Unexpected modulation of Hna phage defense activity by the symbiotic regulator NolR

ABSTRACT The Hna phage defense system is one of many systems that protect bacteria against bacterial viruses (phages). Hna was first discovered in the nitrogen-fixing alphaproteobacterium Sinorhizobium meliloti, which forms root nodules on leguminous plants. We report that the efficacy of the Hna system depends on NolR, a transcriptional regulator known to regulate expression of nodulation genes. Strains carrying a mutant nolR gene (e.g., the widely used laboratory strain Rm1021) display dramatically reduced Hna-mediated phage resistance compared to those with the wild-type nolR gene. hna expression is approximately doubled in nolR+ (wild-type) compared to nolR– strains. Integration of a second copy of hna increased phage resistance in a nolR– strain >1,000-fold, indicating that a moderate hna expression difference is sufficient to affect the Hna phage resistance phenotype. NolR does not appear to directly regulate hna, as there is no predicted NolR binding site upstream of hna, and purified NolR protein does not bind to the hna upstream sequence.
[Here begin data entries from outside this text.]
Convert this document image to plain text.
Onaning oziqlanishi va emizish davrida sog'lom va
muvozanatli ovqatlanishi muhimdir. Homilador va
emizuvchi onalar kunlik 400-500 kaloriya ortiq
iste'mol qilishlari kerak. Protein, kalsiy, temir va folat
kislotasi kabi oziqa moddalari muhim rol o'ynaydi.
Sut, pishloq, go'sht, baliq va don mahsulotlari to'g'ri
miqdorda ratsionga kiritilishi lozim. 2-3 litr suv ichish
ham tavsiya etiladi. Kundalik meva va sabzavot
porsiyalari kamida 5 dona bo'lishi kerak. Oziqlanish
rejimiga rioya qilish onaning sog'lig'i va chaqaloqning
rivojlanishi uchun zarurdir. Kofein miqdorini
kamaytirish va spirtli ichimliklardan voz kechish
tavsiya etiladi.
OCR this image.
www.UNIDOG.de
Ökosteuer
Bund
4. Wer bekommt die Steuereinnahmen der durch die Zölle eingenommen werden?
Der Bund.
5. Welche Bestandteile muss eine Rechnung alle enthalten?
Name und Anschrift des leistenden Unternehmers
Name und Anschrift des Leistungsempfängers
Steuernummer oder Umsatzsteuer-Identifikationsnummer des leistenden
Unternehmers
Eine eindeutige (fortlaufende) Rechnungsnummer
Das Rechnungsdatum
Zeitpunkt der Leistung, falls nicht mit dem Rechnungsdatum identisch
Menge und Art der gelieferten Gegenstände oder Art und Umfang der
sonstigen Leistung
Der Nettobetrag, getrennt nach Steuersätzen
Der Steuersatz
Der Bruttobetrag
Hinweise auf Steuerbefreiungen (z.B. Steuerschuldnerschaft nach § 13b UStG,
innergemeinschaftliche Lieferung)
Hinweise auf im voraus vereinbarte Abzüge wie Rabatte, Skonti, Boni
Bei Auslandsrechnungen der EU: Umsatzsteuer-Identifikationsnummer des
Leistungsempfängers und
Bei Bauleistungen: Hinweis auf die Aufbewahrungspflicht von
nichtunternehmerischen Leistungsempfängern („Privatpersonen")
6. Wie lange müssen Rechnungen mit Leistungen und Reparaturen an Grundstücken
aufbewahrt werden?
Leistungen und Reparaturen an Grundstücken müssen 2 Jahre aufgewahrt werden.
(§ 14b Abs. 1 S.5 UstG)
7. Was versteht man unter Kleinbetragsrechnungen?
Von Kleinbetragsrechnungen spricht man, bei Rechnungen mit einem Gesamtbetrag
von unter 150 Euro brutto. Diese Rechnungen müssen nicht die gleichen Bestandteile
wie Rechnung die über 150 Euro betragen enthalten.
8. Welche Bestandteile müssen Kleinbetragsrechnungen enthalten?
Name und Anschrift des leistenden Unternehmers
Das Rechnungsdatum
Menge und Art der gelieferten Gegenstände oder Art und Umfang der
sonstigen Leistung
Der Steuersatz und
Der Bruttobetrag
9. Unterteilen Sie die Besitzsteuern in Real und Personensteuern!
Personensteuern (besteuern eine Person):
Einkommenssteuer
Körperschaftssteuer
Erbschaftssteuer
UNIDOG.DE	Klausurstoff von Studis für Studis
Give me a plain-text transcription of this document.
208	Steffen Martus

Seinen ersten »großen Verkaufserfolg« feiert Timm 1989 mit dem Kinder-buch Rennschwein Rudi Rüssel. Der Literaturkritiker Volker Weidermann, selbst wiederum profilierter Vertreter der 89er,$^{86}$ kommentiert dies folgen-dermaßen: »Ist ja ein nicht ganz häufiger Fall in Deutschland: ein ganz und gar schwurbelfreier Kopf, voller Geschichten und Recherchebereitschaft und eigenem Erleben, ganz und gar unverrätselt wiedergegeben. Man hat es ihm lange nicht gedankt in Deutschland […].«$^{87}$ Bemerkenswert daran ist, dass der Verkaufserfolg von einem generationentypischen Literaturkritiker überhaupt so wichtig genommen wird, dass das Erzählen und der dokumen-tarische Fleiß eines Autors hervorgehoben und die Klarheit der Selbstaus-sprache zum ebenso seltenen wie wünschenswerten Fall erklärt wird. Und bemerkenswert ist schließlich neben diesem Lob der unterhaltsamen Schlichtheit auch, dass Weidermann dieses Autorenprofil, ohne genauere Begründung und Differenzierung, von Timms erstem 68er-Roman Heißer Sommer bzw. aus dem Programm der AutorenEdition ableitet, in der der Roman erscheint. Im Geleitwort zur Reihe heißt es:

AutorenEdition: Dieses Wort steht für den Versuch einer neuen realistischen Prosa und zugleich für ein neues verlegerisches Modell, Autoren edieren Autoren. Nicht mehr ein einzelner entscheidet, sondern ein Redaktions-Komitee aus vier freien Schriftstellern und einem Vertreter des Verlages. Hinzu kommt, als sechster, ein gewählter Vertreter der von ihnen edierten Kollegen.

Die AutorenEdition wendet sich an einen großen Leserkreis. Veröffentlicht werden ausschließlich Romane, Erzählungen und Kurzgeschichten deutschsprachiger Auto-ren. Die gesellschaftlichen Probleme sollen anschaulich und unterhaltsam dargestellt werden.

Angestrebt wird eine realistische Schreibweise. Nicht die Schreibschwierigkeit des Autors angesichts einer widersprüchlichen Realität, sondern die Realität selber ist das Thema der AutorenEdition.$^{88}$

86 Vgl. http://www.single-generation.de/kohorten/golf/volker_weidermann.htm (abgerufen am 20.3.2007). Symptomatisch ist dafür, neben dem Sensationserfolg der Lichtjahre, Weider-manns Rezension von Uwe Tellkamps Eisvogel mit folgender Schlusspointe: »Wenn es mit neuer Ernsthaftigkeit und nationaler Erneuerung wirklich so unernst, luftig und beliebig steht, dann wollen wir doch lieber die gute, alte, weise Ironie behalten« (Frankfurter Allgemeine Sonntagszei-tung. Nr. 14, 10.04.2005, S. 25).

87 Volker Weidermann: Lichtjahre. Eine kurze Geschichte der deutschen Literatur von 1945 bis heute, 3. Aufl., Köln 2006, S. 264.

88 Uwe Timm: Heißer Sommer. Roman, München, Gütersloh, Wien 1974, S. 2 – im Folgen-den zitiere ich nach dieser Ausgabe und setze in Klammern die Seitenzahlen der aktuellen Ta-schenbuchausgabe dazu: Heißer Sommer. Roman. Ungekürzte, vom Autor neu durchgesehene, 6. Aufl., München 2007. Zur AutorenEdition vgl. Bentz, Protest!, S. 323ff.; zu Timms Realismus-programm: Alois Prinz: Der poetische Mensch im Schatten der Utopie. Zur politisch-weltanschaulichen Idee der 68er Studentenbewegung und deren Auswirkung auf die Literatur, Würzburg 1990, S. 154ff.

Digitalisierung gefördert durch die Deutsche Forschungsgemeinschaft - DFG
Other genes whose transcription is regulated by NolR were identified through RNA-seq experiments. These include the lipopolysaccharide sulfotransferase gene lpsS, which is located downstream of a NolR binding site. This work illustrates how modest differences in expression between strains can dramatically alter the protective phenotype of a defense system.IMPORTANCEThe ability of a bacterial culture to survive phage infection is significant in both medical (phage therapy) and industrial (e.g., cheese production) contexts. This study describes a factor that influences the efficacy of a recently discovered phage defense system (Hna) in the agriculturally relevant soil bacterium Sinorhizobium meliloti. Like other phage defense systems, Hna systems undergo extensive horizontal transfer and must be able to maintain functionality across different genetic backgrounds. Our work demonstrates that host factor differences can significantly impact the performance of phage defense systems.